Crikey editor Sophie Black informs me that she is thinking of buying a number of wigs and impersonating key commentators from The Australian — Greg Sheridan, Chris Kenny, Chris Mitchell et al — when she moderates a Wheeler Centre forum in Melbourne tomorrow night. After all, it was meant to be a fiery debate, but one side of the battle is not going to show.

It was meant to be an encounter between The Oz’s Paul Kelly and Robert Manne over his Quarterly Essay ‘Bad News’, which decries the role of the paper in public debate. The Oz has in the last week devoted a considerable amount of newsprint to attacking Manne and defending its corner, with Kelly leading the charge. Now the paper has declared the debate closed. Kelly emailed Wheeler Centre director Michael Williams yesterday morning informing him that, after reflection, he had decided not to front at the event and The Oz would not be participating. Williams’ attempts to find someone else from the national broadsheet to debate Manne were unsuccessful. Kelly has not responded to requests for comment from Crikey this morning, and his personal assistant said he was unlikely to do so.

So at short notice Sophie Black is filling the breach, under instructions to go beyond her planned role of moderation and challenge Manne in the way that The Oz might have challenged him if its representatives had been prepared to turn up. Says Williams: “I do enjoy the irony that the editor of Crikey has become a defacto representative of The Australian’s perspective.” Meanwhile David McKnight, a journalism academic from the University of New South Wales, submitted an article on the matter to The Australian, but says he was told by op-ed editor Nick Cater that his pages were now closed to the Manne-Australian debate.

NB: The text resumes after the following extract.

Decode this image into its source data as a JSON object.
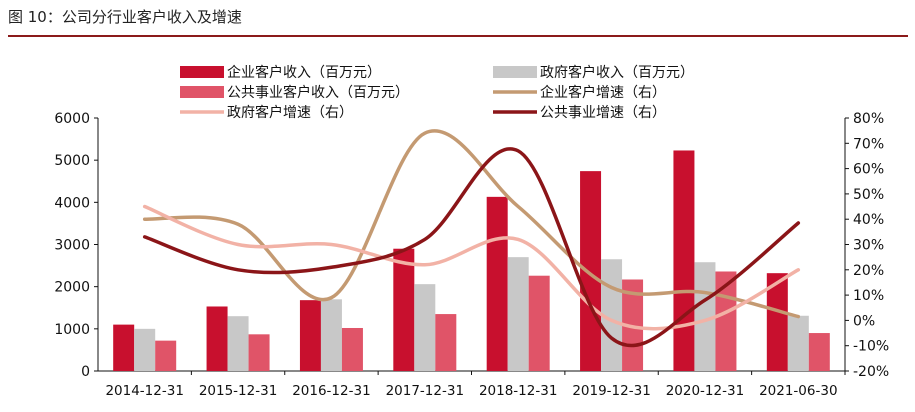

There is some risk of many people disappearing up their own fundaments here, so intense has media navel gazing become. Yet if journalists are disappearing up their own arseholes, it does seem that a proportion of the newspaper reading public might follow them there. There seems to be great interest in the issues. The Wheeler Centre event is booked out. And, for sure, an allegation that a major media organisation is perverting public debate is surely worthy of searching attention. It hardly needs to be pointed out, but there is also the inescapable irony of the fact that one of The Oz’s charges against Manne is that he is advocating  a closing down of debate on key issues of public concern. Pot, kettle, black?